After oil spills, the oil slick entrains seawater droplets in the water column, and could potentially formed an emulsion. The emulsified oil (i.e., the emulsion) has a significantly increased viscosity, which poses extra challenges to the response techniques. The water content in an emulsion has been considered as another metric for its stability. While in the arctic environment, when the water surface is exposed to very low air temperature, the emulsification processes would be affected due to two non-exclusive reasons: the increased viscosity and the freezing entrained water droplets. There is very limited research on this scenario so far, thus, a serial formed seawater-in-crude oil emulsion stability tests are proposed to examine the impacts of the cold air temperature on the surface emulsions.
It has been well established that the presence of resins and asphaltenes enhance oil emulsion formation and stability (Fingas and Fieldhouse 2006). Asphaltenes form a network structure within thin oil film that separates approaching water droplets (Czarnecki et al. 2012). Meanwhile, the surfactant-like polar resins tend to maintain small water droplets (1 – 20 μm) in oil (Fingas 1995; Fingas and Fieldhouse 2012). However, challenges remain in terms of the actual behavior of emulsion at sea. First as the emulsion is shear-thinning, a stable emulsion under a quiescent sea state could become unstable (i.e., breaks) due to high shear (Muriel and Katz 2023). Second, in the laboratory, the surfactants that are inherently present in a spilled oil remain in the vessel, which would impact the subsequent behavior of the emulsion. While at sea, the surfactants are likely to leave the oil, which impacts the emulsification of and/or the stability of emulsion.
The water content in an emulsion has been considered as another metric for its stability; a rule of thumb is that an emulsion is stable if its water content exceeds 30% per volume. Unfortunately, the water bubble size distribution within the oil was rarely considered with the exception of recent works (Muriel and Katz 2023). In that work, it was observed that an emulsion tends to be more stable if the water bubble distribution consists of a large number of small bubbles surrounding a large one. This implies that the water content alone is not sufficient to characterize emulsion stability. Efforts to address the role of mixing chronology are going to be invested within the consortium CEMOR, led by NJIT and funded by MPRI2.0.
Unfortunately, there is not a mechanistic work on emulsion stability in cold environments, and in particular at below (water) freezing temperatures. In cold regions, if the emulsion is totally immersed in water, then its temperature will be higher than the freezing point of water. However, an emulsion on the water surface could be exposed to very low air temperatures which could impact the emulsion via two non-exclusive processes: 1) The oil viscosity will increase and thus the emulsion will become more “stable”- the emulsion becomes wax-like, and 2) the saltwater bubbles within the oil emulsion could freeze, expand, and release the brine. We hypothesize that upon a subsequent increase in temperature to above zero, the water occupies a smaller volume with the brine occupying another volume, which could cause the emulsion to be structurally weak.

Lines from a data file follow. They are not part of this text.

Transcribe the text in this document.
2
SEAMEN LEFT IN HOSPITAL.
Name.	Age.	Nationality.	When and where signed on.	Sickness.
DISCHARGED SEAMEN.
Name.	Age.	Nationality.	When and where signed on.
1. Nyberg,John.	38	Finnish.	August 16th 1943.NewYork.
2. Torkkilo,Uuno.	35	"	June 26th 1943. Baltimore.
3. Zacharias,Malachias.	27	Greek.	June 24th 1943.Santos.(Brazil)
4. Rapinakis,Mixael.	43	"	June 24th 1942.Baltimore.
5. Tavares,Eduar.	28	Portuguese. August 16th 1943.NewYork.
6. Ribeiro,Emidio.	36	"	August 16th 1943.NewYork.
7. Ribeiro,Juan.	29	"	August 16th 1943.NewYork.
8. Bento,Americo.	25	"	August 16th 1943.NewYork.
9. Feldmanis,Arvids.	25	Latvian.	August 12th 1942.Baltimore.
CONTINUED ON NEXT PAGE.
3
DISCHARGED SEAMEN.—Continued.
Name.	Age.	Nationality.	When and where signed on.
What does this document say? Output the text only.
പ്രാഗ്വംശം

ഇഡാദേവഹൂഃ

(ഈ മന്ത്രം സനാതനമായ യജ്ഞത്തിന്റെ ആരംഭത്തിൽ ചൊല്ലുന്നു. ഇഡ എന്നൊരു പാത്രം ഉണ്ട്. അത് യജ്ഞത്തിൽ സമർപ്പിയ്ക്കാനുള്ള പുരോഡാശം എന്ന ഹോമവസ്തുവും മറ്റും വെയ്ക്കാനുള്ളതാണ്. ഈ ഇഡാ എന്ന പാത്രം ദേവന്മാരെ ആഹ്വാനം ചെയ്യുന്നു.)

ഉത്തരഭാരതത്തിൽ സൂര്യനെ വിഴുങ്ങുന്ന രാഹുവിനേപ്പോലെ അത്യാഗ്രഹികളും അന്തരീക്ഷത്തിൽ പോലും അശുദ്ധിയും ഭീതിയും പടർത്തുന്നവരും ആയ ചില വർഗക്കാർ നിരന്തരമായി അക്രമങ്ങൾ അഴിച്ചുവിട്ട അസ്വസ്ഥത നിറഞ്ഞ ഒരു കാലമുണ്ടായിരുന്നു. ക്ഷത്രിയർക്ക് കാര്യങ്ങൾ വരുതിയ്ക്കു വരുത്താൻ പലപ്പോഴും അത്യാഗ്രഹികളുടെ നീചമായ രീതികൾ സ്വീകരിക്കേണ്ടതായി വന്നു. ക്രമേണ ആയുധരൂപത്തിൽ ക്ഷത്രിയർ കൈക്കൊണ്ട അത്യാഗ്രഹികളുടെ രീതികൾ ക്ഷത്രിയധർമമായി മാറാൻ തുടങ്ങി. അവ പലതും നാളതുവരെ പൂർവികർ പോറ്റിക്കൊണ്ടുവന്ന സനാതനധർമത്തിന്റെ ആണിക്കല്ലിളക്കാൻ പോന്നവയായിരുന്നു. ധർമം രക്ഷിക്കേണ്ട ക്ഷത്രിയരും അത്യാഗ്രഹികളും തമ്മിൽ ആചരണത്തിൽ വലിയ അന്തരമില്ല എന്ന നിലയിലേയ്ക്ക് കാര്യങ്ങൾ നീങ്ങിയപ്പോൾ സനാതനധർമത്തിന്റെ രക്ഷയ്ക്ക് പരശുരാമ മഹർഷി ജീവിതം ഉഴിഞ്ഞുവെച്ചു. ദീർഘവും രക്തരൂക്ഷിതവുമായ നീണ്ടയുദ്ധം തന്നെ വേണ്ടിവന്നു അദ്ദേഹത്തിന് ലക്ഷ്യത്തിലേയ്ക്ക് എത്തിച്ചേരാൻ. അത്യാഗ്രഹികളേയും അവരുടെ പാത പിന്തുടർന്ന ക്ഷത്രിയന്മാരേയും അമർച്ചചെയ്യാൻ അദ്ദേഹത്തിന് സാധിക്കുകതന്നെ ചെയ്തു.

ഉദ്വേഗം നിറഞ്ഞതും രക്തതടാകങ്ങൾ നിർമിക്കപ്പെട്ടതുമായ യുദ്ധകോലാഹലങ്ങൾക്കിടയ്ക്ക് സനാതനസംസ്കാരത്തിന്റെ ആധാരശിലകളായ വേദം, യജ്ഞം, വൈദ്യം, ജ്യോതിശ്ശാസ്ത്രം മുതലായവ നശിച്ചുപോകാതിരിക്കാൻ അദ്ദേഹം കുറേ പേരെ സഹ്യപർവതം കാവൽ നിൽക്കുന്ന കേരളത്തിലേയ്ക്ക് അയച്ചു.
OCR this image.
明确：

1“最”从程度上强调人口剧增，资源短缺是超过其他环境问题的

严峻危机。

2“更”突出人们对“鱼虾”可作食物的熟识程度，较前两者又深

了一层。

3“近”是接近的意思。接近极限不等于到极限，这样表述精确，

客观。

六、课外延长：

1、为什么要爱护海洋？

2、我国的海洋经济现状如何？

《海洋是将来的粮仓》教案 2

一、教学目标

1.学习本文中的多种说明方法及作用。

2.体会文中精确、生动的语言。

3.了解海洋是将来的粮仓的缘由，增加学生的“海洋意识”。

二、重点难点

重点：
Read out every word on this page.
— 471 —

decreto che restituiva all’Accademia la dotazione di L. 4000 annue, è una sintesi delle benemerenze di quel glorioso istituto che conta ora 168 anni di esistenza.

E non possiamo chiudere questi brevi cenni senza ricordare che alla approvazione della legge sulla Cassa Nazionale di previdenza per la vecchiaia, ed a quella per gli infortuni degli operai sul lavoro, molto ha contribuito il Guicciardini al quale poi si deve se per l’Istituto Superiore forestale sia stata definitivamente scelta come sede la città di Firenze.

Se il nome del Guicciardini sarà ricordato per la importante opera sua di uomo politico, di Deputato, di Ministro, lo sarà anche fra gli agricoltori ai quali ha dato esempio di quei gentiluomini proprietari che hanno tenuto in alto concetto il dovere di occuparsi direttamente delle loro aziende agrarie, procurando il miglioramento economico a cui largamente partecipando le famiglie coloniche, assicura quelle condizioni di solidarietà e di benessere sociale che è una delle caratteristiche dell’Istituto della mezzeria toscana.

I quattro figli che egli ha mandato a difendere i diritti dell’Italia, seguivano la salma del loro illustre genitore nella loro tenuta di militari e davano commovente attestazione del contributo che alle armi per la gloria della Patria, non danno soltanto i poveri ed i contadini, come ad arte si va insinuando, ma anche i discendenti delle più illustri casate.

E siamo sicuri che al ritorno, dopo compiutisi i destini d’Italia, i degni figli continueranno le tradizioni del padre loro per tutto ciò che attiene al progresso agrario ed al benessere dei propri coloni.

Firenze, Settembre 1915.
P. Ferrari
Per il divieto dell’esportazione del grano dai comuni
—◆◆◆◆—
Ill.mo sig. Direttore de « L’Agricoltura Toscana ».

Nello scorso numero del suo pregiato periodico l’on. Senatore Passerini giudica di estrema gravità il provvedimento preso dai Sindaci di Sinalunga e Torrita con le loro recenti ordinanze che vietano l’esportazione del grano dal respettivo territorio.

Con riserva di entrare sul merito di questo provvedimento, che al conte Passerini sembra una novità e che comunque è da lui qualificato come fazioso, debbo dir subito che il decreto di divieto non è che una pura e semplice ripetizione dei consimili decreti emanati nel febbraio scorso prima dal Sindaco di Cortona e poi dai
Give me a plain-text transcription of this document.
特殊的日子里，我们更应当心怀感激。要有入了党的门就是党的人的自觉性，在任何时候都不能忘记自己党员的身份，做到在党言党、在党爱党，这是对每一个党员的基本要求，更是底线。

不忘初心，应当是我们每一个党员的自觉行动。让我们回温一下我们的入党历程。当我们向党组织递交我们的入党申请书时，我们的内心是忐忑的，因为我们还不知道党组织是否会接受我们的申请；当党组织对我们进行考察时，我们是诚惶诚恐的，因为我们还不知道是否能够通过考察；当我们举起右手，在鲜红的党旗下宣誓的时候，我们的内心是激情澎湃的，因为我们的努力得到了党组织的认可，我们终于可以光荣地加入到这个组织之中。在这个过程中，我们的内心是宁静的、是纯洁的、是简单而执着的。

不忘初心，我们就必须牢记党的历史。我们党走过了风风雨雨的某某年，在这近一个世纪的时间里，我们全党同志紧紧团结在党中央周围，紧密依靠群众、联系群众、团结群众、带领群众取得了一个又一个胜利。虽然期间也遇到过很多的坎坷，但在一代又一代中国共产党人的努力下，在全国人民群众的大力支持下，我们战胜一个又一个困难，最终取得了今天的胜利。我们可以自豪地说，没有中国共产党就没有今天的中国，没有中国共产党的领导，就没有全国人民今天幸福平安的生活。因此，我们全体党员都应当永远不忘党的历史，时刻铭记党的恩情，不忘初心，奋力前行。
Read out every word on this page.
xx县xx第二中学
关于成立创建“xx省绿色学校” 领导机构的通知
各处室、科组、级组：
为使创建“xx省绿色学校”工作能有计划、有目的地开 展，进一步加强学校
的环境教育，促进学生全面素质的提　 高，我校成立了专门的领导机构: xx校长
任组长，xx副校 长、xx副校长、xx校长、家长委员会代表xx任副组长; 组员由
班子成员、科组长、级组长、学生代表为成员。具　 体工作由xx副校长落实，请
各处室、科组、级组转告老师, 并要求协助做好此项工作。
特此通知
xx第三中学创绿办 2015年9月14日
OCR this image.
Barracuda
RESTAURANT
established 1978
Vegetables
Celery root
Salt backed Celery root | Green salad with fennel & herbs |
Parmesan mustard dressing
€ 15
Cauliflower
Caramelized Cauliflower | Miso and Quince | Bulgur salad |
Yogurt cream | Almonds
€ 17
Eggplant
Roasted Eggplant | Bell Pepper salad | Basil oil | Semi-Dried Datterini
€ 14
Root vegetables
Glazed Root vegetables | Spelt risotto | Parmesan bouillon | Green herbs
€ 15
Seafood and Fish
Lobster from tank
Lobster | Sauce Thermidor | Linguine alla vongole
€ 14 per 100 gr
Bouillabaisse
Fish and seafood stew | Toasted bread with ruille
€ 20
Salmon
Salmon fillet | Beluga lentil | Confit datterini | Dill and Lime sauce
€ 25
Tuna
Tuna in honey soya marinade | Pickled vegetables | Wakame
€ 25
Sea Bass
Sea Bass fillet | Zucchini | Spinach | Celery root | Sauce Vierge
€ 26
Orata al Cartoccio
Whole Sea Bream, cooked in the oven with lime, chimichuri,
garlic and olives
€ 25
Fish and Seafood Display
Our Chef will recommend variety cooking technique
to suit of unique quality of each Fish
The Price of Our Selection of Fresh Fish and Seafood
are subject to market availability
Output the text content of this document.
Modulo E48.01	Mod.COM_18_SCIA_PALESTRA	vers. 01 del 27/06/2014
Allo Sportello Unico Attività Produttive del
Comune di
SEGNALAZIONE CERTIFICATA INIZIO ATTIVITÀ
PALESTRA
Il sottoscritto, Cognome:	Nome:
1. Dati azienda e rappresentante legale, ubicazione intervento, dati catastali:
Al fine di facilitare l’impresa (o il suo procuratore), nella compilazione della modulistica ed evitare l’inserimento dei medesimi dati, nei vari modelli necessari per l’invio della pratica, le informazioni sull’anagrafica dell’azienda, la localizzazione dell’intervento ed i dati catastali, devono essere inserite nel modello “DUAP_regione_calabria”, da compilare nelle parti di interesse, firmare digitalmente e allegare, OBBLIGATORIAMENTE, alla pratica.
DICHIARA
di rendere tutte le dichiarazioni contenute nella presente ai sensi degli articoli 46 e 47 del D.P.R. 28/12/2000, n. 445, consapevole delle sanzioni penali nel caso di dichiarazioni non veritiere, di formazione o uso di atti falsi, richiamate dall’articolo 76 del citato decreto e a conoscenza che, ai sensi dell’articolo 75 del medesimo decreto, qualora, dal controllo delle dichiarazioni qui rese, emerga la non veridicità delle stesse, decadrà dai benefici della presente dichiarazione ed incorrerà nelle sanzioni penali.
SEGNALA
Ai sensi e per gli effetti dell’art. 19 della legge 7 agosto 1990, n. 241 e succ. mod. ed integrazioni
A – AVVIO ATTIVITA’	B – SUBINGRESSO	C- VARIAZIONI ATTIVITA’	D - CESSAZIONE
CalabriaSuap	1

The SINTEF group (Faksness and Brandvik 2008) conducted experiments of oil emulsion in cold water, where they placed the oil on water in a carved channel in an ice sheet. They considered three levels of surface coverage by ice. The air temperature was as low -15oC. They observed that the water content decreased with the ice coverage, reaching around 20% water for 90% ice coverage. The challenge in interpreting their results is that the mixing energy was not constant in all experiments. Thus, the experiments with 90% ice coverage could have allowed for more exposure to air.